Georgia Table of Contents
Starting in its earliest days, Georgia developed a unique architectural style that is most visible in religious structures dating as far back as the sixth century A.D. The cupola structure typical of Georgian churches probably was based on circular domestic dwellings that existed as early as 3000 B.C. Roman, Greek, and Syrian architecture also influenced this style. Persian occupation added a new element, and in the nineteenth century Russian domination created a hybrid architectural style visible in many buildings in Tbilisi. The so-called Stalinist architecture of the mid-twentieth century also left its mark on the capital.

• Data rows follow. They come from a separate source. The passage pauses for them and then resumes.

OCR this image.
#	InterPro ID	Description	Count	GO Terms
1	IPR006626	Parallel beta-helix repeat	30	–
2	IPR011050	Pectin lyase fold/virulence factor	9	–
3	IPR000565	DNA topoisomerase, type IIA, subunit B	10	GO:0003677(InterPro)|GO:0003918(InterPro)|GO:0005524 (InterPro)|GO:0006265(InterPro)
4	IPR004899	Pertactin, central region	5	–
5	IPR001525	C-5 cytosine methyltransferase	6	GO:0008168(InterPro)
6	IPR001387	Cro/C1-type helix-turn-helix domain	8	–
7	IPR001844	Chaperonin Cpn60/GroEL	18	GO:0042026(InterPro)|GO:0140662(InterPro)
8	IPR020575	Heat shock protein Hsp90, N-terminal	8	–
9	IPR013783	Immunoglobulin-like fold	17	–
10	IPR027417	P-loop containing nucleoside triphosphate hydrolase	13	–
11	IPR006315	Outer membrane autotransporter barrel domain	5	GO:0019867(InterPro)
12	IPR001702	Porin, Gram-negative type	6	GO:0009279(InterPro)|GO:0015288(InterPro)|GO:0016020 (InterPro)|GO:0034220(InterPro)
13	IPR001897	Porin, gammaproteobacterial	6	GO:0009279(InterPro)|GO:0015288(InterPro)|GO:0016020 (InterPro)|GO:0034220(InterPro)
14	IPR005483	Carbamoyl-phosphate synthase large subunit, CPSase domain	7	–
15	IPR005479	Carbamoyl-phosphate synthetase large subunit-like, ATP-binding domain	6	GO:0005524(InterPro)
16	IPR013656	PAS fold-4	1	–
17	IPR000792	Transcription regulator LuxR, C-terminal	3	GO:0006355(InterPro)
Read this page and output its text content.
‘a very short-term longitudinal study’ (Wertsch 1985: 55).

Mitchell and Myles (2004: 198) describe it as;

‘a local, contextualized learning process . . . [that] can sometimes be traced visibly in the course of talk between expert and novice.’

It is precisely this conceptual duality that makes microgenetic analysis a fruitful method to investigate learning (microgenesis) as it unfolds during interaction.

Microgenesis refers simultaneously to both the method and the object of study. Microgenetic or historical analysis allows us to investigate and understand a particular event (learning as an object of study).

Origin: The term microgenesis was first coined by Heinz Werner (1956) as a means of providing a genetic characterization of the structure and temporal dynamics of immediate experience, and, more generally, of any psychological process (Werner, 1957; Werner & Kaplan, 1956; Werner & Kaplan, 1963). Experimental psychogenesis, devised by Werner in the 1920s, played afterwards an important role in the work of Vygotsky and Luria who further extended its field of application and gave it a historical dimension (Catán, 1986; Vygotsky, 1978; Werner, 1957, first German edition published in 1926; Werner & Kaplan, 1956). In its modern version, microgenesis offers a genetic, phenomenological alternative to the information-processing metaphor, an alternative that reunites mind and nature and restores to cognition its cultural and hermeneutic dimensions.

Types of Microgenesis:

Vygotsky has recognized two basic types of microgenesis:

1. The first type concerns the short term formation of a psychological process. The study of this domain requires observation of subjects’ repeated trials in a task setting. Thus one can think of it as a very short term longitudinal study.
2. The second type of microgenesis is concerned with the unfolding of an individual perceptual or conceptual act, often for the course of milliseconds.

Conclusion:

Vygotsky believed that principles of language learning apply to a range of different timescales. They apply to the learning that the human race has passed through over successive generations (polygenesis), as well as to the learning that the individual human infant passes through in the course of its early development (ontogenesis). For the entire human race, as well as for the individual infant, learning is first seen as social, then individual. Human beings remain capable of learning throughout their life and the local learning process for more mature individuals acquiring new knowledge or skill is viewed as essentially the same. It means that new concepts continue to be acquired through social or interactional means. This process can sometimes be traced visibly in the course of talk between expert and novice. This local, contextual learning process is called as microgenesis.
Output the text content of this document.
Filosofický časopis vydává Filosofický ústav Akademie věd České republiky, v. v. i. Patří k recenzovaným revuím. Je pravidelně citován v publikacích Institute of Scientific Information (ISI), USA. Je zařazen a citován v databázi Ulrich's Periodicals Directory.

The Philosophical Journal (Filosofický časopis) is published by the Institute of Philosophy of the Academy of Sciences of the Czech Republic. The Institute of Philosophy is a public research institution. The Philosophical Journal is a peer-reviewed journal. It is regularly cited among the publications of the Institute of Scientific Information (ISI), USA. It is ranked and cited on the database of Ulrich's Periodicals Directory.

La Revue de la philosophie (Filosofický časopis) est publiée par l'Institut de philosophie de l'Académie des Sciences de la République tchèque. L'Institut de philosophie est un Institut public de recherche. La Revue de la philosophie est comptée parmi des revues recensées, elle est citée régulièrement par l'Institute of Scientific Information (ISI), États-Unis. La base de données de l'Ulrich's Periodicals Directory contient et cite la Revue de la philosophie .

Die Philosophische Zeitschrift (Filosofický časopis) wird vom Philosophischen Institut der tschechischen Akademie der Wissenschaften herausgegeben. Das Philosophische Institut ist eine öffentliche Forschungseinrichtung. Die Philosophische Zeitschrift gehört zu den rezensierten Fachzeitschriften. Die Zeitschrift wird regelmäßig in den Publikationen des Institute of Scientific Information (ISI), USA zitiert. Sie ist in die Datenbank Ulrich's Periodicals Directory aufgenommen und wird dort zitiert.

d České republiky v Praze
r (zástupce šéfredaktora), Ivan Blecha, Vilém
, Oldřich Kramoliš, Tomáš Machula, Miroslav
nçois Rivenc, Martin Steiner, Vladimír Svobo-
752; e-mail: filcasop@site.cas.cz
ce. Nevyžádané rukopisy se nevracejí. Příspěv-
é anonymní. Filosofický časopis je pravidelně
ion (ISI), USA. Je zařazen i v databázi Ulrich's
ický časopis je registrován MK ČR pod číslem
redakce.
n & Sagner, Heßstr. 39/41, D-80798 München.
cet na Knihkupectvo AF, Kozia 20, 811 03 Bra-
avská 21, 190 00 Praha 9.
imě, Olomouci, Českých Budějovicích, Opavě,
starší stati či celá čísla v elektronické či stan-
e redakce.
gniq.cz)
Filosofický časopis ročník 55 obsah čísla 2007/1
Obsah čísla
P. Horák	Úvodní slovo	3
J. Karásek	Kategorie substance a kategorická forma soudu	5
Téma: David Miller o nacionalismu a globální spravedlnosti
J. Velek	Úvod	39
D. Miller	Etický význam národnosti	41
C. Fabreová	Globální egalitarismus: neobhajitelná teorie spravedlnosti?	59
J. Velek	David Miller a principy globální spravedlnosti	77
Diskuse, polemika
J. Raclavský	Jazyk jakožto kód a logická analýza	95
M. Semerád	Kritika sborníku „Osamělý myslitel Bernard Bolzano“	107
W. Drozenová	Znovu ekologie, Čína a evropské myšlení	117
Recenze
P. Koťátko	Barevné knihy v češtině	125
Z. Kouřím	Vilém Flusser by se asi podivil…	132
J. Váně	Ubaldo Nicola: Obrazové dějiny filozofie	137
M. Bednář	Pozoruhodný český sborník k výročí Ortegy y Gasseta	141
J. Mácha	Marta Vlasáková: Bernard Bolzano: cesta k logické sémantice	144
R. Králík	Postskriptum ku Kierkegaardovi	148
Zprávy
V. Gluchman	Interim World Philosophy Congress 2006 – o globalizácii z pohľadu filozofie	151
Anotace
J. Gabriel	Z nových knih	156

Like literature, Georgian mural painting reached a zenith during the golden age of the twelfth and thirteenth centuries. Featuring both religious and secular themes, many monuments of this and the later Byzantine- and Persian-influenced periods were destroyed by the Russians in the nineteenth century. Examples of Georgian religious painting remain in some of the old churches. Stone carving and metalworking traditions had developed in antiquity, when Roman and Greek techniques were incorporated. In the golden age, sculpture was applied most often to the outside of buildings. In the twentieth century, several Georgian sculptors have gained international recognition. Among them is Elguja Amasukheli, whose monuments are landmarks in Tbilisi. Metalworking was well established in the Caucasus among the ancestors of the Georgians as early as the Bronze Age (second millennium B.C.). This art form, applied to both religious and secular subjects, declined in the Middle Ages.